Traipsing back across the attic, she carefully slid her feet back into the high, high heels and took her place back in front of the mirror. She fluffed up her soft brown curls and then planted the red and white hat with the small feathers on her head. She moved it around on her curls as she stared into the mirror, and when she finally felt it was just right, she complimented herself, “Now, I look pretty good.”
She fidgeted with her dress because it had twisted around when she’d been busy looking for her hat. She pulled at it until it looked neat, and then she went back to practicing her line. She just had to get it right. “No, no, NO NO Noo … No, no, NO NO Noo … No, no, NO NO Noo.”

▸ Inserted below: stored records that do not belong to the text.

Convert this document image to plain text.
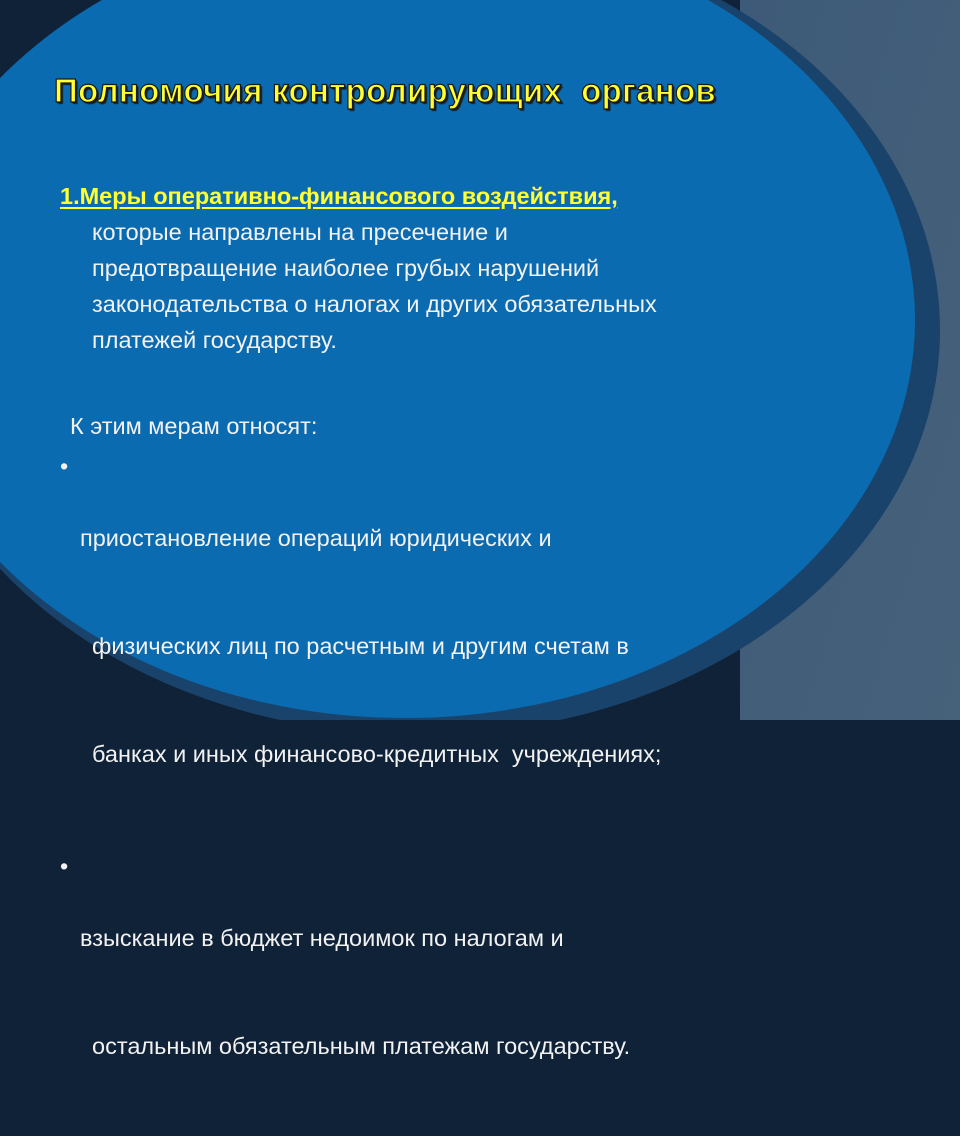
Полномочия контролирующих  органов
1.Меры оперативно-финансового воздействия,
которые направлены на пресечение и
предотвращение наиболее грубых нарушений
законодательства о налогах и других обязательных
платежей государству.
К этим мерам относят:
•

приостановление операций юридических и

физических лиц по расчетным и другим счетам в

банках и иных финансово-кредитных  учреждениях;

•

взыскание в бюджет недоимок по налогам и

остальным обязательным платежам государству.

She released an exasperated breath. Something wasn’t right. She looked closely at herself, and then like any normal female, she decided that her dress wasn’t quite right. She blew breath of frustration, and then she marched across the attic, and plundered the closet again. She considered a dress with flowers, and decided against it because who would believe her line if she wore flowers? There was a bright yellow dress with lace; nope that wasn’t right either. She finally chose a long purple skirt and a pink blouse, thinking her bright pink shawl would still look nice. Once she changed her clothes, she felt much better. She was positive that her line would sound much better now that she looked so much better. She smiled because she remembered that her mother had always piled a lot of clothes on the bed when she was trying to dress just right. That thought pleased her.
Back to the mirror she went, where she straightened both her skirt and her back. Once she stood up straight and looked herself over, she felt much prettier. Now the line she was rehearsing fit. Happiness flooded her.

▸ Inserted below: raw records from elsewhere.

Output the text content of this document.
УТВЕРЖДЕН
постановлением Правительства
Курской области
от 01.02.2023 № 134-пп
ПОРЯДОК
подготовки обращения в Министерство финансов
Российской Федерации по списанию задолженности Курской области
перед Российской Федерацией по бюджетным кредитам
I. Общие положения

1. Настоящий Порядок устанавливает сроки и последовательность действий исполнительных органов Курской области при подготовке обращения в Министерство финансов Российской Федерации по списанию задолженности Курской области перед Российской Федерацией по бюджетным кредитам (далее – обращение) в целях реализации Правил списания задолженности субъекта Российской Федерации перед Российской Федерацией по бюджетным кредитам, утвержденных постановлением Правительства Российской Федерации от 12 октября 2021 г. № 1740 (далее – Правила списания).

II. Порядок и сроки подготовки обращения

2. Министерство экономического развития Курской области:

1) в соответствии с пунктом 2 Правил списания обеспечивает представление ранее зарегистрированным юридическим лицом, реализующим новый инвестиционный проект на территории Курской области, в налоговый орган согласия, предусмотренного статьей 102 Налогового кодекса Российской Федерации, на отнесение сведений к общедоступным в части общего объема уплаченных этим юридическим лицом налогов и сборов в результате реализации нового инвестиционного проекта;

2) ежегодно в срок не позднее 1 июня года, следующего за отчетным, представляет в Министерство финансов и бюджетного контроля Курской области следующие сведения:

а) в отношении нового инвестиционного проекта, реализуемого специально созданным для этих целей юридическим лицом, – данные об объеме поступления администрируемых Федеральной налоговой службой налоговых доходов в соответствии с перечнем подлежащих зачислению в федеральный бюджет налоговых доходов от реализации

Once more she took in a deep breath, and said, “No, no, NO NO Noo … No, no, NO NO Noo … No, no, NO NO Noo.” She smiled.
Hearing voices coming through the attic floor vent, she knew everyone was in the kitchen. She sighed and laid down the pretty shawl, took off her fancy hat, and slipped out of the beautiful skirt and blouse. Leaving the high, high heels on the floor, she hurried down the stairs. Dinner was on the table. Pork chops, mashed potatoes, and peas with pearly baby onions in them. Just as she poked her finger in the cup of chocolate pudding that was to be dessert, she heard her mother sharply say, “No, no, NO NO Noo.”
Melinda smiled because she just knew she sounded just like her mother when she played dress-up and practiced in the attic mirror. Maybe tomorrow she'd see if she could sound like grandma.